Compounding the error, Schwarzkopf bungled the ceasefire’s implementation. In a position to impose, he chose instead to concede, with regrettable consequences. The fault was not his alone. Strangely enough, the suspension of operations caught American political and military leaders alike by surprise. No one in a position of authority had given much thought to what should happen next.
49
(This oversight would again crop up in 2003 at a critical juncture of Persian Gulf War 3.0.) Washington had provided CENTCOM no instructions regarding the terms of any agreement to terminate hostilities. So Schwarzkopf drafted his own, which he carried to a meeting with the obscure Iraqi generals whom Saddam Hussein, still alive and well in Baghdad, had appointed to represent him.
50
Schwarzkopf’s own views were quite straightforward: “Our side had
won,
so we were in a position to dictate terms.”
51

Yet when that meeting convened on March 3 at Safwan, an Iraqi airfield not far from the Kuwaiti border, satisfying the presumed demands of History competed with more substantive considerations. The atmosphere was rife with grandstanding. Earmarking furnishings for the Smithsonian Institution “in case they ever wanted to re-create the Safwan negotiation scene” had emerged as a priority. When the proceedings began, Schwarzkopf quickly assured his counterparts, “We have no intention of leaving our forces permanently in Iraqi territory once the ceasefire is signed.” He and the soldiers under his command were eager to vamoose. So Saddam Hussein had nothing to worry about on that score. To demonstrate that he harbored no grudges against his adversaries, Schwarzkopf magnanimously granted an Iraqi request to resume their use of military helicopters. “Given that the Iraqis had agreed to all of our requests,” he later explained, “I didn’t feel it was unreasonable to grant one of theirs.” So much for the prerogative of dictating terms.
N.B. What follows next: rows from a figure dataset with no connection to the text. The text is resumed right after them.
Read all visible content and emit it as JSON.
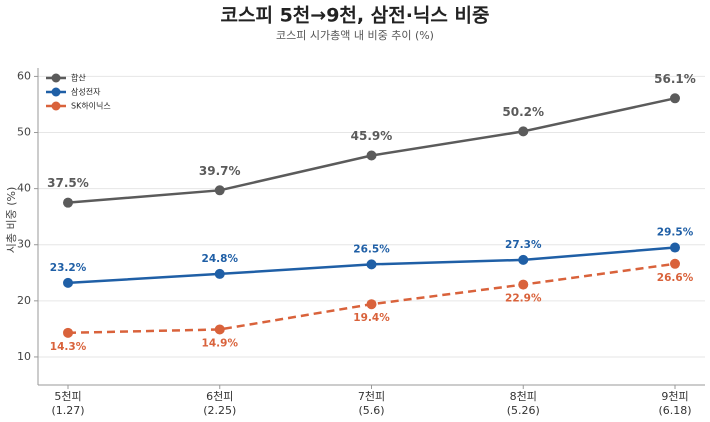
{
  "chart_data": {
    "type": "line",
    "title": "코스피 5천→9천, 삼전·닉스 비중",
    "subtitle": "코스피 시가총액 내 비중 추이 (%)",
    "y_label": "시총 비중 (%)",
    "categories": [
      "5천피\n(1.27)",
      "6천피\n(2.25)",
      "7천피\n(5.6)",
      "8천피\n(5.26)",
      "9천피\n(6.18)"
    ],
    "series": [
      {
        "name": "합산",
        "color": "#5b5b5b",
        "dashed": false,
        "label_pos": "above",
        "values": [
          37.5,
          39.7,
          45.9,
          50.2,
          56.1
        ],
        "value_labels": [
          "37.5%",
          "39.7%",
          "45.9%",
          "50.2%",
          "56.1%"
        ]
      },
      {
        "name": "삼성전자",
        "color": "#1f5fa6",
        "dashed": false,
        "label_pos": "above",
        "values": [
          23.2,
          24.8,
          26.5,
          27.3,
          29.5
        ],
        "value_labels": [
          "23.2%",
          "24.8%",
          "26.5%",
          "27.3%",
          "29.5%"
        ]
      },
      {
        "name": "SK하이닉스",
        "color": "#d9623b",
        "dashed": true,
        "label_pos": "below",
        "values": [
          14.3,
          14.9,
          19.4,
          22.9,
          26.6
        ],
        "value_labels": [
          "14.3%",
          "14.9%",
          "19.4%",
          "22.9%",
          "26.6%"
        ]
      }
    ],
    "ylim": [
      5,
      61.5
    ],
    "yticks": [
      10,
      20,
      30,
      40,
      50,
      60
    ],
    "grid": true,
    "legend": "upper-left"
  }
}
The event adjourned with comradely salutes and handshakes all around.
52

That was that. The ceremonies may not have quite measured up to those over which MacArthur had presided on the deck of the USS
Missouri
in 1945, but they offered a reasonable facsimile. (Schwarzkopf had actually pondered using the
Missouri,
afloat in the Persian Gulf, only to conclude that assembling all of the various dignitaries there posed too many complications.)
53
In any event, Gulf War 2.0 had officially ended. The Iraqis freed the few coalition troops that they had captured—for Schwarzkopf a key goal. The many tens of thousands of Iraqi POWs in coalition custody were likewise released.

At home, the narrative of Desert Storm as Vietnam-done-right—“a drama of dazzling display, brutal crispness, and amazingly decisive outcome”—gathered momentum and became all but irresistible. As
Time
put it, Desert Storm spelled “the end of the old American depression called the Vietnam syndrome, the compulsion to look for downsides and dooms.” Victory in the Gulf heralded “the birth of a new American century—the onset of a unipolar world, with America at the center of it.” Such hyperbole commanded widespread assent.